There is this make belief that when you are leaving home for the first time, you must cry. Funny enough it didn’t work on me at first.
One Sunday afternoon after church, dad drove the family and I to drop me off to school. When we arrived, we were taken to a hall with my things and told to wait till my name was called. On getting there, I looked around me and saw other students crying and was wondering why. I asked my mum and she told me they would miss home. After a while my name was called and I was checked into a dormitory. I said goodbye to my parents and went to unpack.
That evening, a bell was rung for dinner so I went to the dining hall and they served my worse food now (beans). I think I ate it then but now you can’t catch me eating it. Anyways after dinner, I went to have my bath and prepare for bed when I heard another bell and was told it was time for night devotion. I was scared when I got out of he bathroom because everyone had left the dorm and in my hurry, I wore my pajamas to the devotion ground thinking other people would do so. I think I was apparently the only one in my PJ and well I didn’t mind then.

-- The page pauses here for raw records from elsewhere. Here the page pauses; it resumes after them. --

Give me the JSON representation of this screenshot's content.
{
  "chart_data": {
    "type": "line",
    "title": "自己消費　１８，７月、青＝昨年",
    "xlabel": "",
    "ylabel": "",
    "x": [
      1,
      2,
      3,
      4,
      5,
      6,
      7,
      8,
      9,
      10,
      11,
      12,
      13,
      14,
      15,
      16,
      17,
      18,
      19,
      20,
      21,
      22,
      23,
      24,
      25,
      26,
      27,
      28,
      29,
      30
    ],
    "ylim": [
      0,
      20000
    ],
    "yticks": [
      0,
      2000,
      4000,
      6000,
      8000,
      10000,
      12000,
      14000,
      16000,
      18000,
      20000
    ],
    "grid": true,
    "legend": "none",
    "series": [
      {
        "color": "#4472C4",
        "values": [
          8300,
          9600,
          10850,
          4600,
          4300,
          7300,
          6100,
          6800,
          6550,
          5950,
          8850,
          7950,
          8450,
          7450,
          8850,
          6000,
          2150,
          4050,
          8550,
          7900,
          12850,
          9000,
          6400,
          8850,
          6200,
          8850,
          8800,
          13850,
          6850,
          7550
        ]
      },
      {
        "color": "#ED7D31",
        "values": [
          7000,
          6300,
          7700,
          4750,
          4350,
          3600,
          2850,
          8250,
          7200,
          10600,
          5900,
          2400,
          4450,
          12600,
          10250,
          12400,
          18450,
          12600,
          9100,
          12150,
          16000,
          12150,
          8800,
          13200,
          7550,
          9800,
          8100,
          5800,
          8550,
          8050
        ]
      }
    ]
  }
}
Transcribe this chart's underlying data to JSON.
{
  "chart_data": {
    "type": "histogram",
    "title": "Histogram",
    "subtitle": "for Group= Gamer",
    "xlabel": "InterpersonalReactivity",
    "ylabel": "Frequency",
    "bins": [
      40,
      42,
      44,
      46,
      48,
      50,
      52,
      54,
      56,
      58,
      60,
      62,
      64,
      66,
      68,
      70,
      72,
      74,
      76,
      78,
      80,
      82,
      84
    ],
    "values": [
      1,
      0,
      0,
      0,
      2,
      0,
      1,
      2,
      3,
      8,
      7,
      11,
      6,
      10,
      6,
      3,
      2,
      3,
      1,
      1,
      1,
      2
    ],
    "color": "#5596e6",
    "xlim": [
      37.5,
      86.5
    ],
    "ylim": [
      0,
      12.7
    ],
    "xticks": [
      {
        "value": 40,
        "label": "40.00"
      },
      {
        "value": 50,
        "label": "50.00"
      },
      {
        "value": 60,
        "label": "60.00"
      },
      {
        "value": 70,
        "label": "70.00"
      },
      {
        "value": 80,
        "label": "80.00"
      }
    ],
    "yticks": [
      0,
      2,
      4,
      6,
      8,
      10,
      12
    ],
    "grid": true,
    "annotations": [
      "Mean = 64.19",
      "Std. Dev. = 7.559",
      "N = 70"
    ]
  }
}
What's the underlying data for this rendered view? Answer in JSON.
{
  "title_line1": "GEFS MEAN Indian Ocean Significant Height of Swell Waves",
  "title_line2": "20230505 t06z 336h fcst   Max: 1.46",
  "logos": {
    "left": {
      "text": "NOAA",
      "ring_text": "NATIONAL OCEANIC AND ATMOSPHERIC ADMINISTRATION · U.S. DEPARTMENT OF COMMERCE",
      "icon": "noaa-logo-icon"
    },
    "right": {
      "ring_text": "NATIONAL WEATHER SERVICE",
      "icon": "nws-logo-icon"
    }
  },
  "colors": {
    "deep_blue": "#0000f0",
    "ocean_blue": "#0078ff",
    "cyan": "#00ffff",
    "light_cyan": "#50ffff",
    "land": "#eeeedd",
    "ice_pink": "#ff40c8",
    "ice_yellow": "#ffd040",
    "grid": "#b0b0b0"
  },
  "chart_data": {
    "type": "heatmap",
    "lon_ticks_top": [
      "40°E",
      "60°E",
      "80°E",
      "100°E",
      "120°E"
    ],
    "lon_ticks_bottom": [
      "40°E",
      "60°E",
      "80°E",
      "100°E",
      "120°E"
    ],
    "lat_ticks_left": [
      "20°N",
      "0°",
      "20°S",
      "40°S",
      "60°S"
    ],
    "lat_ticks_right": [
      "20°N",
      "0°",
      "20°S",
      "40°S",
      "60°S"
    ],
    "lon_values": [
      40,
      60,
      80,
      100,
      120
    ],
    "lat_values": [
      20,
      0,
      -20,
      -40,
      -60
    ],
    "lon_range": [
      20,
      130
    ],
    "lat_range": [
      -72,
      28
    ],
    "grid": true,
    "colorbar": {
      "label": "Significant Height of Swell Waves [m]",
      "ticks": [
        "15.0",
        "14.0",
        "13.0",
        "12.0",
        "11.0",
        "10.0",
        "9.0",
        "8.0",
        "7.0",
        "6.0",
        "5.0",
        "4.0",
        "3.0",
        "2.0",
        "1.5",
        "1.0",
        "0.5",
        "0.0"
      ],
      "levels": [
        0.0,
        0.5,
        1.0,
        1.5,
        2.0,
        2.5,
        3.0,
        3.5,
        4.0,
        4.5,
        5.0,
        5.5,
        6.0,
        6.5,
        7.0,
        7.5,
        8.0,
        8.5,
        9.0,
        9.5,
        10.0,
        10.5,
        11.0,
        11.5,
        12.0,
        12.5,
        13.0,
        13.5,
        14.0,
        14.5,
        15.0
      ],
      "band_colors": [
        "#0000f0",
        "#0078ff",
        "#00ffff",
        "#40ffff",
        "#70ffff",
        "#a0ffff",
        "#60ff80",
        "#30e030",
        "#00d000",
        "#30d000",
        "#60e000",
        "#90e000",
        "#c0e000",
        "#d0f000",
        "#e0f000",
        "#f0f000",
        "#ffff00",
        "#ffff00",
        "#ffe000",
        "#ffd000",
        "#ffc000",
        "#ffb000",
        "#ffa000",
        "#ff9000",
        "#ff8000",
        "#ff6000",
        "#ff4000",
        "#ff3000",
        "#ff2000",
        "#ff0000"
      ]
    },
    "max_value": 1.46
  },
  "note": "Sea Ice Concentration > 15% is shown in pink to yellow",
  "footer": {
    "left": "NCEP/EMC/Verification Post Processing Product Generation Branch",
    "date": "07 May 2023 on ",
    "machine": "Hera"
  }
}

As the devotion was going on, I noticed people were moving away from where we were towards another direction and the next thing they were running. You know this saying about knowing where the fire is from before you run? I didn’t apply it there. While running and trying to know the cause of the uproar, I fell (mind you the ground was graveled). Before I could stand fully, somebody pushed me again. I got back to my dorm and found out that the cause of the uproar was from the neighboring building. The occupants of the building were throwing stones into the devotional ground and nobody knew why though some said we were disturbing and they drunk. When I figured out it was time to settle down to sleep, I suddenly felt this peppery pain on my knee and saw blood. I was so scared and didn’t know what to do so I met a senior who helped me treat the injury. I thought I wouldn’t cry on my first day in high school but I did cry after all. I cried because I wished my mum was around to comfort me.